12. The switching module of claim 11, wherein the redirection module comprises:

a determining unit, configured to determine, according to the hardware routing table entry, that a next hop interface of the first data packet to be processed is a third interface, where the third interface is an internal interface between the switching module and the firewall card;

a modifying unit, configured to modify a source media access control MAC address of the header of the to-be-processed first data packet to a preset MAC address, and keep a virtual local area network identifier VID field and a time to live TTL field of the header of the to-be-processed first data packet unchanged, where a value of the VID identifier field is an identifier of an internal virtual local area network connected to the first interface;

the first sending unit is used for redirecting the modified first data message to the firewall card through the third interface;

and the preset MAC address is used for indicating the firewall card to perform fire prevention and routing processing on the modified data message.

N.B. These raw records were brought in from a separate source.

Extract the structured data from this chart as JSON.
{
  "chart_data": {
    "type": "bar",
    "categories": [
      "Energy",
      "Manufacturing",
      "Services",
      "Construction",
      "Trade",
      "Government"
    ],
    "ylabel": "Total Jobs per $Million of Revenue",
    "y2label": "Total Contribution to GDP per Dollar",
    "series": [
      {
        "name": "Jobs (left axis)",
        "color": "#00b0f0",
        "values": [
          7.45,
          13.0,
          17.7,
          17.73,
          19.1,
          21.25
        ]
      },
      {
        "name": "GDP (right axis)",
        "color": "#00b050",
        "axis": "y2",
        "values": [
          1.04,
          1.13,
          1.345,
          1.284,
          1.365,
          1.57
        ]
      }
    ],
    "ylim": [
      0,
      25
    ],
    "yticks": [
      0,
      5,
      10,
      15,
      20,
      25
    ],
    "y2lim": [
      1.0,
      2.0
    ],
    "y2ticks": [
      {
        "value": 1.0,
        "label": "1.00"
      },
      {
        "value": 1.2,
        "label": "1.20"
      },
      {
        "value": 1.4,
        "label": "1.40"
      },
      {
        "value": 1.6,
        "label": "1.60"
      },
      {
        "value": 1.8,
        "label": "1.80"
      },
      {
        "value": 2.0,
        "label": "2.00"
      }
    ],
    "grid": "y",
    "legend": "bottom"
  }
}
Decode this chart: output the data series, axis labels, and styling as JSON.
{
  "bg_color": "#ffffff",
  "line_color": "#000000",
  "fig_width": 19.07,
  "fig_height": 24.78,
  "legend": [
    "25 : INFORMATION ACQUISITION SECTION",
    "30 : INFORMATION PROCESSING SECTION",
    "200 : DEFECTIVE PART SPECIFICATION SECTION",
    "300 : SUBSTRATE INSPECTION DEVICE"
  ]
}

13. The switching module according to claim 12, wherein the forwarding module is specifically configured to:

14. The switching module according to claim 11, wherein the sending module comprises:

the query unit is configured to query the preset address table entry according to the fourth interface and the MAC address of the switch, and determine that a next hop interface of the second data packet to be processed is a fifth interface, where the fifth interface is an internal connection interface between the switch module and the firewall card;

a second sending unit, configured to send the second data packet to be processed to the firewall card through the fifth interface, so that the firewall card performs a fire protection process on the second data packet to be processed, and modifies a destination MAC address of a header of the second data packet to be processed according to a packet type of the second data packet to be processed;

correspondingly, the processing module is configured to:

15. The switching module according to claim 14, wherein the processing module is specifically configured to:

16. A firewall card, comprising:

17. The firewall card of claim 16, wherein the receiving module is specifically configured to:

18. The firewall card of claim 17, wherein the processing module comprises:

a determining unit, configured to determine whether a source MAC address in the first data packet header received by redirection is a preset MAC address;

the processing unit is used for subtracting one from the value of the TTL field if the preset MAC address is the preset MAC address, modifying the source MAC address into the MAC address of the switch, modifying the target MAC address into the MAC address of the next hop equipment connected with the second interface, and modifying the value of the VID field into the identifier of the external Internet connected with the second interface;

and the sending unit is used for sending the first data message after the routing processing to the switching module through the third interface.

19. The firewall card of claim 16, wherein the processing module is further configured to:

correspondingly, the sending module is further configured to:

20. The firewall card of claim 19, wherein the processing module is specifically configured to:

or,

21. A switch, comprising:

the switching module of any of claims 11 to 15 and the firewall card of any of claims 16 to 20.